スピード裁判

 読売新聞の19日夕刊で知財訴訟の審理期間が半減したと報じた。
 特許権などの知的財産権を巡る民事訴訟知財訴訟)について、提訴から判決などにより第1審が終結するまでの審理期間が、この10年間で半分の約1年にまで大幅短縮されたことが、最高裁のまとめで分かった(http://www.courts.go.jp/about/siryo/jinsoku/hokoku/02/index.html)。
 平成元年には平均29.2か月、平成9年には25.1か月だったのが、平成18年では12.1か月に、約1年にまで短縮されてきている。
 知財訴訟専門の裁判官の増員や審理計画の見直しなどが功を奏した結果で、審理のスピードは、ようやく“国際標準”に追いついたと評価されている。
 半導体やバイオテクノロジーといった最先端技術などに関する特許権や、映画や音楽などの著作権、ブランド名などの商標権といった知的財産権を巡る訴訟は、一般の民事裁判に比べて審理が長期化する傾向が強く、特に欧米に比べて審理期間が長いことが産業界で問題とされてきた。
 審理が長引けば長引くほど、商品化など企業戦略に影響が出る。
1990年代後半には、日本企業が海外企業を相手取った特許権訴訟を外国の裁判所に起こすケースも目立つようになり、「知財訴訟の空洞化」が叫ばれるようになっていたという。
 そこで、一連の司法制度改革の中で、知財訴訟のスピードアップを図るため、最高裁は1997年、当時8人だった東京地裁知財訴訟専門の裁判官を2005年までに段階的に17人に増員。

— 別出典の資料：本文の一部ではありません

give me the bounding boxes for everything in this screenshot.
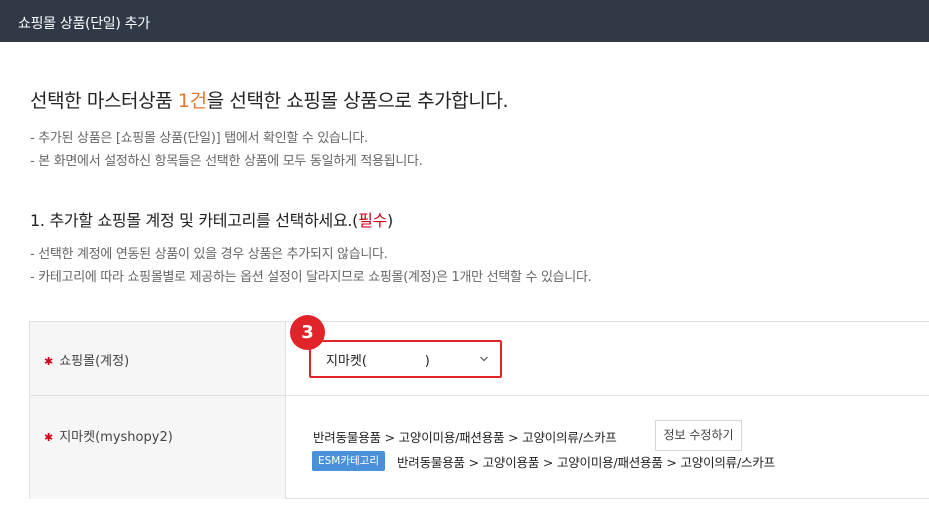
window-title: 쇼핑몰 상품(단일) 추가 — [18, 16, 150, 32]
required-mark-icon: ✱ — [44, 355, 54, 368]
headline-text-after: 을 선택한 쇼핑몰 상품으로 추가합니다. — [206, 90, 509, 112]
market-label-cell: ✱ 지마켓(myshopy2) — [30, 396, 286, 499]
headline-text-before: 선택한 마스터상품 — [30, 90, 178, 112]
market-category-row: ✱ 지마켓(myshopy2) 반려동물용품 > 고양이미용/패션용품 > 고양이… — [30, 396, 929, 499]
window-titlebar: 쇼핑몰 상품(단일) 추가 — [0, 0, 929, 42]
edit-info-button[interactable]: 정보 수정하기 — [655, 420, 742, 451]
headline-count: 1건 — [177, 90, 207, 112]
market-label-text: 지마켓(myshopy2) — [59, 430, 173, 445]
account-category-form: ✱ 쇼핑몰(계정) 3 지마켓( ) ✱ 지마켓(myshopy2) 반려동물용품 … — [29, 315, 929, 499]
shop-account-selected-value: 지마켓( ) — [326, 354, 430, 369]
section-1-note-2: - 카테고리에 따라 쇼핑몰별로 제공하는 옵션 설정이 달라지므로 쇼핑몰(계… — [30, 270, 592, 285]
required-close-paren: ) — [386, 211, 393, 230]
section-1-title-text: 1. 추가할 쇼핑몰 계정 및 카테고리를 선택하세요. — [30, 211, 353, 230]
intro-note-1: - 추가된 상품은 [쇼핑몰 상품(단일)] 탭에서 확인할 수 있습니다. — [30, 131, 368, 146]
market-category-path: 반려동물용품 > 고양이미용/패션용품 > 고양이의류/스카프 — [313, 430, 617, 445]
shop-account-label: ✱ 쇼핑몰(계정) — [44, 350, 129, 369]
shop-account-select[interactable]: 지마켓( ) — [314, 345, 497, 373]
intro-note-2: - 본 화면에서 설정하신 항목들은 선택한 상품에 모두 동일하게 적용됩니다… — [30, 154, 423, 169]
shop-account-label-cell: ✱ 쇼핑몰(계정) — [30, 322, 286, 395]
section-1-title: 1. 추가할 쇼핑몰 계정 및 카테고리를 선택하세요.(필수) — [30, 207, 393, 231]
esm-category-path: 반려동물용품 > 고양이용품 > 고양이미용/패션용품 > 고양이의류/스카프 — [397, 455, 775, 470]
required-mark-icon: ✱ — [44, 431, 54, 444]
required-label: 필수 — [358, 211, 387, 230]
section-1-note-1: - 선택한 계정에 연동된 상품이 있을 경우 상품은 추가되지 않습니다. — [30, 247, 388, 262]
shop-account-row: ✱ 쇼핑몰(계정) 3 지마켓( ) — [30, 315, 929, 396]
esm-category-badge: ESM카테고리 — [312, 451, 385, 471]
step-3-badge: 3 — [290, 315, 325, 350]
shop-account-label-text: 쇼핑몰(계정) — [59, 354, 130, 369]
page-headline: 선택한 마스터상품 1건을 선택한 쇼핑몰 상품으로 추가합니다. — [30, 86, 509, 113]
shop-account-select-highlight: 지마켓( ) — [309, 340, 502, 378]
market-label: ✱ 지마켓(myshopy2) — [44, 426, 173, 445]
chevron-down-icon — [480, 356, 488, 362]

大阪地裁でも2004年までに裁判官を6人に倍増させた。
 さらに、特許権やコンピュータープログラムの著作権など、技術的な専門知識が必要な訴訟は2004年以降、第一審を東京、大阪両地裁だけで扱えるよう民事訴訟法を改正し、知財訴訟の80%以上を両地裁の専門部で集中的に審理するようになった。
 そう言えば、先日までNHK土曜夜9時に放映されていたドラマ「ジャッジ(島の裁判官奮闘記)」の主人公、三沢恭介裁判官は、鹿児島県の南に浮かぶ大美島、その地方(家庭)裁判所支部に、転勤してくる前、大阪地裁の知的財産専門部に勤務し激務の日々を送っていた。
 知財訴訟の件数は、97年は549件だったが、99年に772件まで増えた後、2002年以降は落ち着きを見せ、600件台で推移している。
 訴訟件数が減っていないのに、審理期間が短縮した理由について、最高裁は「裁判所の体制作りに加え、弁護士など訴訟当事者が経験を積んできたため」と説明している。
 法科大学院の設置、法曹資格者増員計画、裁判員制度導入、会社法の改正等、昨今の司法制度改革は目を見張るものがある。実際にその効果が現れた施策も随分でているようだ。
 集中化によって専門性を上げ、事務を効率化していく過程は、どの企業においても共通の改革事項である。
 知的訴訟を通じて、裁判所のタイムベース戦略を垣間見ることができた。